In the above case, no chipping or cracking occurred in the degreased body even if it was dropped from a height of 10 cm or more. This is considered to be because the oxide film of the powder in the degreased body firmly binds the powder. In addition, when all the binder is scattered from the degreased body, the amount of oxygen in the degreased atmosphere is 0%.
In this case, the degreased body disintegrated just by touching it, but when the amount of oxygen in the degreasing atmosphere was 1% or more, the remaining amount of binder was 10%.
The results were similar to those in the case of .

Example 2 Fe-6.5%Si alloy powder in Example 1 was replaced with Fe-6.5%Si alloy powder.
Example 1 was repeated, with almost the same results as Example 1, except that 50% Co alloy powder was used.

The above embodiment is considered to be applicable to most materials as long as they are metals that can be reduced in hydrogen. For example, it can be applied to tool materials such as high speed steel and cemented carbide, mechanical component materials such as stainless steel, and magnetic component materials such as Fe-50%Co alloy, Fe-Si alloy, and pure iron.

[0028]

[Effects of the Invention] The method of the present invention makes it possible to shorten the degreasing time, and is expected to reduce costs and increase production. Furthermore, by improving the handling properties of the degreased body, it is possible to carry out transportation, which has been difficult until now due to the degreased body, and it is possible to improve the yield. Furthermore, since the atmosphere can be used as the degreasing atmosphere, running costs can also be reduced.
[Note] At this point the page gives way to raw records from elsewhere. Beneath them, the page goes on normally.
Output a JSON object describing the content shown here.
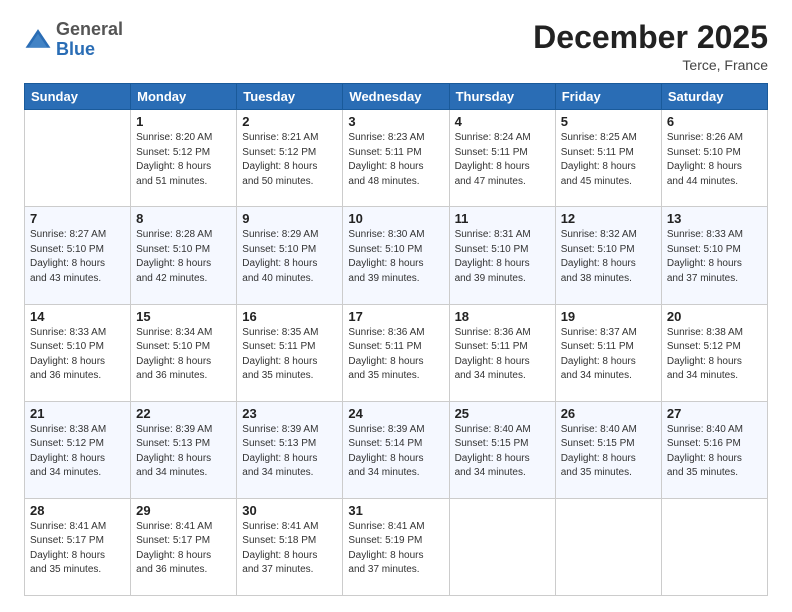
{
  "header": {
    "logo_general": "General",
    "logo_blue": "Blue",
    "month_title": "December 2025",
    "location": "Terce, France"
  },
  "weekdays": [
    "Sunday",
    "Monday",
    "Tuesday",
    "Wednesday",
    "Thursday",
    "Friday",
    "Saturday"
  ],
  "weeks": [
    [
      {
        "day": "",
        "info": ""
      },
      {
        "day": "1",
        "info": "Sunrise: 8:20 AM\nSunset: 5:12 PM\nDaylight: 8 hours\nand 51 minutes."
      },
      {
        "day": "2",
        "info": "Sunrise: 8:21 AM\nSunset: 5:12 PM\nDaylight: 8 hours\nand 50 minutes."
      },
      {
        "day": "3",
        "info": "Sunrise: 8:23 AM\nSunset: 5:11 PM\nDaylight: 8 hours\nand 48 minutes."
      },
      {
        "day": "4",
        "info": "Sunrise: 8:24 AM\nSunset: 5:11 PM\nDaylight: 8 hours\nand 47 minutes."
      },
      {
        "day": "5",
        "info": "Sunrise: 8:25 AM\nSunset: 5:11 PM\nDaylight: 8 hours\nand 45 minutes."
      },
      {
        "day": "6",
        "info": "Sunrise: 8:26 AM\nSunset: 5:10 PM\nDaylight: 8 hours\nand 44 minutes."
      }
    ],
    [
      {
        "day": "7",
        "info": "Sunrise: 8:27 AM\nSunset: 5:10 PM\nDaylight: 8 hours\nand 43 minutes."
      },
      {
        "day": "8",
        "info": "Sunrise: 8:28 AM\nSunset: 5:10 PM\nDaylight: 8 hours\nand 42 minutes."
      },
      {
        "day": "9",
        "info": "Sunrise: 8:29 AM\nSunset: 5:10 PM\nDaylight: 8 hours\nand 40 minutes."
      },
      {
        "day": "10",
        "info": "Sunrise: 8:30 AM\nSunset: 5:10 PM\nDaylight: 8 hours\nand 39 minutes."
      },
      {
        "day": "11",
        "info": "Sunrise: 8:31 AM\nSunset: 5:10 PM\nDaylight: 8 hours\nand 39 minutes."
      },
      {
        "day": "12",
        "info": "Sunrise: 8:32 AM\nSunset: 5:10 PM\nDaylight: 8 hours\nand 38 minutes."
      },
      {
        "day": "13",
        "info": "Sunrise: 8:33 AM\nSunset: 5:10 PM\nDaylight: 8 hours\nand 37 minutes."
      }
    ],
    [
      {
        "day": "14",
        "info": "Sunrise: 8:33 AM\nSunset: 5:10 PM\nDaylight: 8 hours\nand 36 minutes."
      },
      {
        "day": "15",
        "info": "Sunrise: 8:34 AM\nSunset: 5:10 PM\nDaylight: 8 hours\nand 36 minutes."
      },
      {
        "day": "16",
        "info": "Sunrise: 8:35 AM\nSunset: 5:11 PM\nDaylight: 8 hours\nand 35 minutes."
      },
      {
        "day": "17",
        "info": "Sunrise: 8:36 AM\nSunset: 5:11 PM\nDaylight: 8 hours\nand 35 minutes."
      },
      {
        "day": "18",
        "info": "Sunrise: 8:36 AM\nSunset: 5:11 PM\nDaylight: 8 hours\nand 34 minutes."
      },
      {
        "day": "19",
        "info": "Sunrise: 8:37 AM\nSunset: 5:11 PM\nDaylight: 8 hours\nand 34 minutes."
      },
      {
        "day": "20",
        "info": "Sunrise: 8:38 AM\nSunset: 5:12 PM\nDaylight: 8 hours\nand 34 minutes."
      }
    ],
    [
      {
        "day": "21",
        "info": "Sunrise: 8:38 AM\nSunset: 5:12 PM\nDaylight: 8 hours\nand 34 minutes."
      },
      {
        "day": "22",
        "info": "Sunrise: 8:39 AM\nSunset: 5:13 PM\nDaylight: 8 hours\nand 34 minutes."
      },
      {
        "day": "23",
        "info": "Sunrise: 8:39 AM\nSunset: 5:13 PM\nDaylight: 8 hours\nand 34 minutes."
      },
      {
        "day": "24",
        "info": "Sunrise: 8:39 AM\nSunset: 5:14 PM\nDaylight: 8 hours\nand 34 minutes."
      },
      {
        "day": "25",
        "info": "Sunrise: 8:40 AM\nSunset: 5:15 PM\nDaylight: 8 hours\nand 34 minutes."
      },
      {
        "day": "26",
        "info": "Sunrise: 8:40 AM\nSunset: 5:15 PM\nDaylight: 8 hours\nand 35 minutes."
      },
      {
        "day": "27",
        "info": "Sunrise: 8:40 AM\nSunset: 5:16 PM\nDaylight: 8 hours\nand 35 minutes."
      }
    ],
    [
      {
        "day": "28",
        "info": "Sunrise: 8:41 AM\nSunset: 5:17 PM\nDaylight: 8 hours\nand 35 minutes."
      },
      {
        "day": "29",
        "info": "Sunrise: 8:41 AM\nSunset: 5:17 PM\nDaylight: 8 hours\nand 36 minutes."
      },
      {
        "day": "30",
        "info": "Sunrise: 8:41 AM\nSunset: 5:18 PM\nDaylight: 8 hours\nand 37 minutes."
      },
      {
        "day": "31",
        "info": "Sunrise: 8:41 AM\nSunset: 5:19 PM\nDaylight: 8 hours\nand 37 minutes."
      },
      {
        "day": "",
        "info": ""
      },
      {
        "day": "",
        "info": ""
      },
      {
        "day": "",
        "info": ""
      }
    ]
  ]
}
[Brief explanation of the drawing]

FIG. 1 is a diagram showing the shape and dimensions of a molded article produced in an example. a is a plan view, b is a sectional view taken along the line A-A, and the units of numbers are mm.
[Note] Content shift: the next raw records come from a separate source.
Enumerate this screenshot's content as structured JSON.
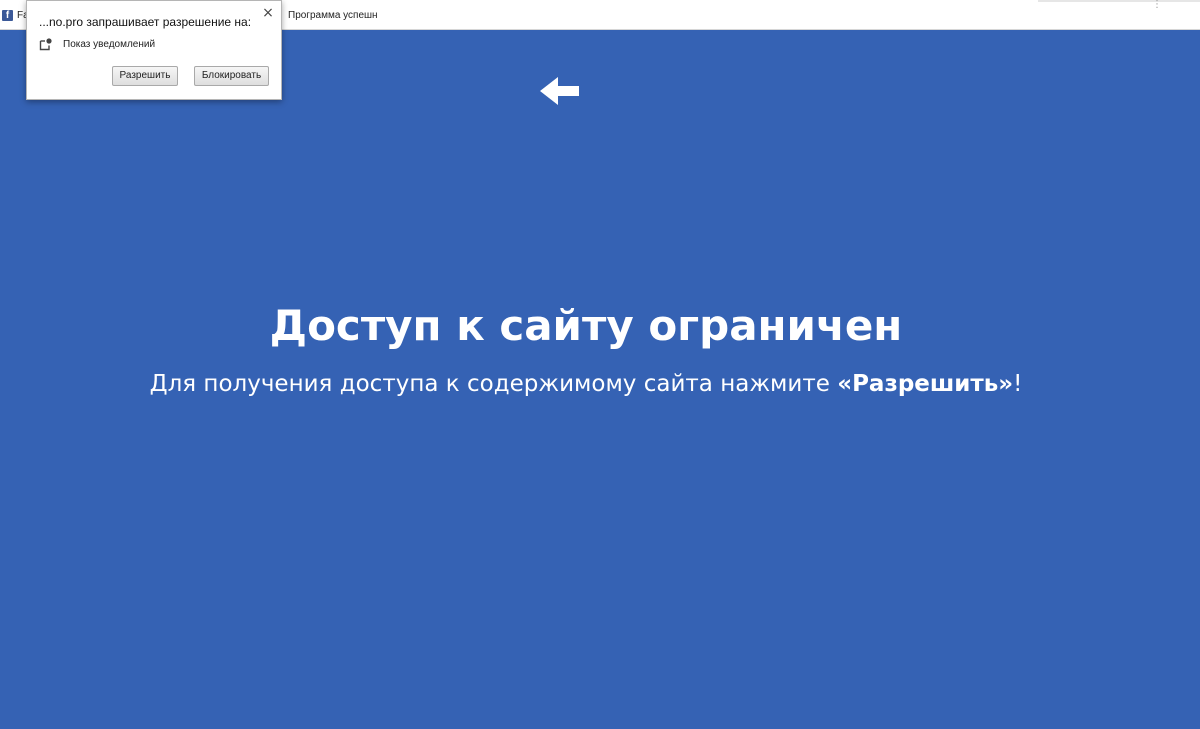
{
  "bookmarks_bar": {
    "items": [
      {
        "icon": "facebook-icon",
        "label": "Fa"
      },
      {
        "icon": "",
        "label": "Программа успешн"
      }
    ],
    "menu_dots": "⋮"
  },
  "permission_popup": {
    "title": "...no.pro запрашивает разрешение на:",
    "permission_icon": "notification-icon",
    "permission_label": "Показ уведомлений",
    "allow_label": "Разрешить",
    "block_label": "Блокировать",
    "close_glyph": "×"
  },
  "page": {
    "background_color": "#3562b4",
    "arrow_icon": "left-arrow-icon",
    "headline": "Доступ к сайту ограничен",
    "subline_prefix": "Для получения доступа к содержимому сайта нажмите ",
    "subline_emphasis": "«Разрешить»",
    "subline_suffix": "!"
  }
}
FIG. 2 is a graph showing heating and cooling curves used in degreasing in Examples.

FIG. 3 is a graph showing the amount of oxygen in the degreased body and the sintered body when the amount of oxygen in the degreased atmosphere is varied from 0 to 100%.
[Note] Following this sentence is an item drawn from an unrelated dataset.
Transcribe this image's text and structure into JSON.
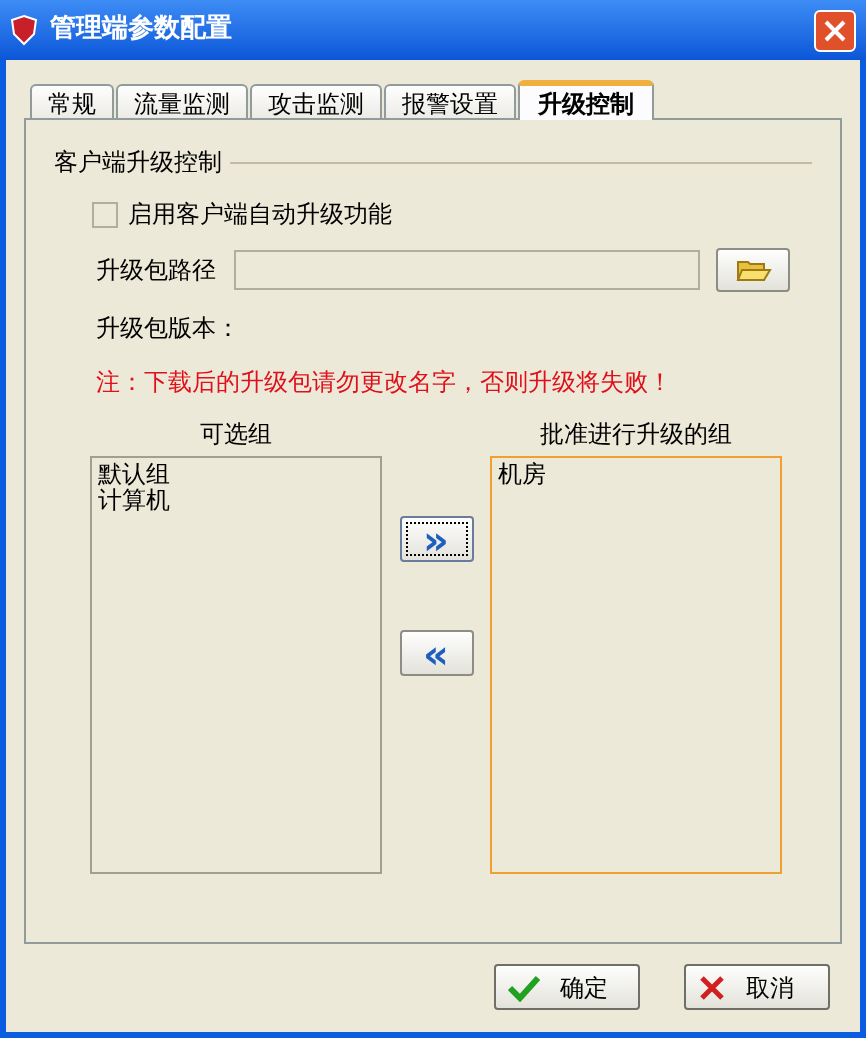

FIG. 4 is a graph showing the relationship between the maximum temperature and the amount of binder remaining in the degreased body when the oxygen content in the degreased atmosphere is 0% and 20%.

FIG. 5 is a graph showing the relationship between the amount of oxygen in the degreasing atmosphere and the shortest total degreasing time to obtain a defect-free degreased body.

[Figure 6] The relationship between the amount of oxygen in the degreasing atmosphere and this height when the handleability of the degreased body was evaluated by the height at which the degreased body would not chip or crack when dropped onto a wooden stand. This is a graph showing.

Claims (1)

[Claims] Claim 1: A raw material powder having a tap density of 40% or more is prepared by suitably mixing powders with different average particle sizes and particle size distributions, and this is kneaded with a binder in an amount of 38% by volume or less and injection molded. A method for producing a sintered body, which comprises firing the obtained molded body in an atmosphere containing 1 to 30% oxygen to degrease it, and then sintering it in a reducing atmosphere.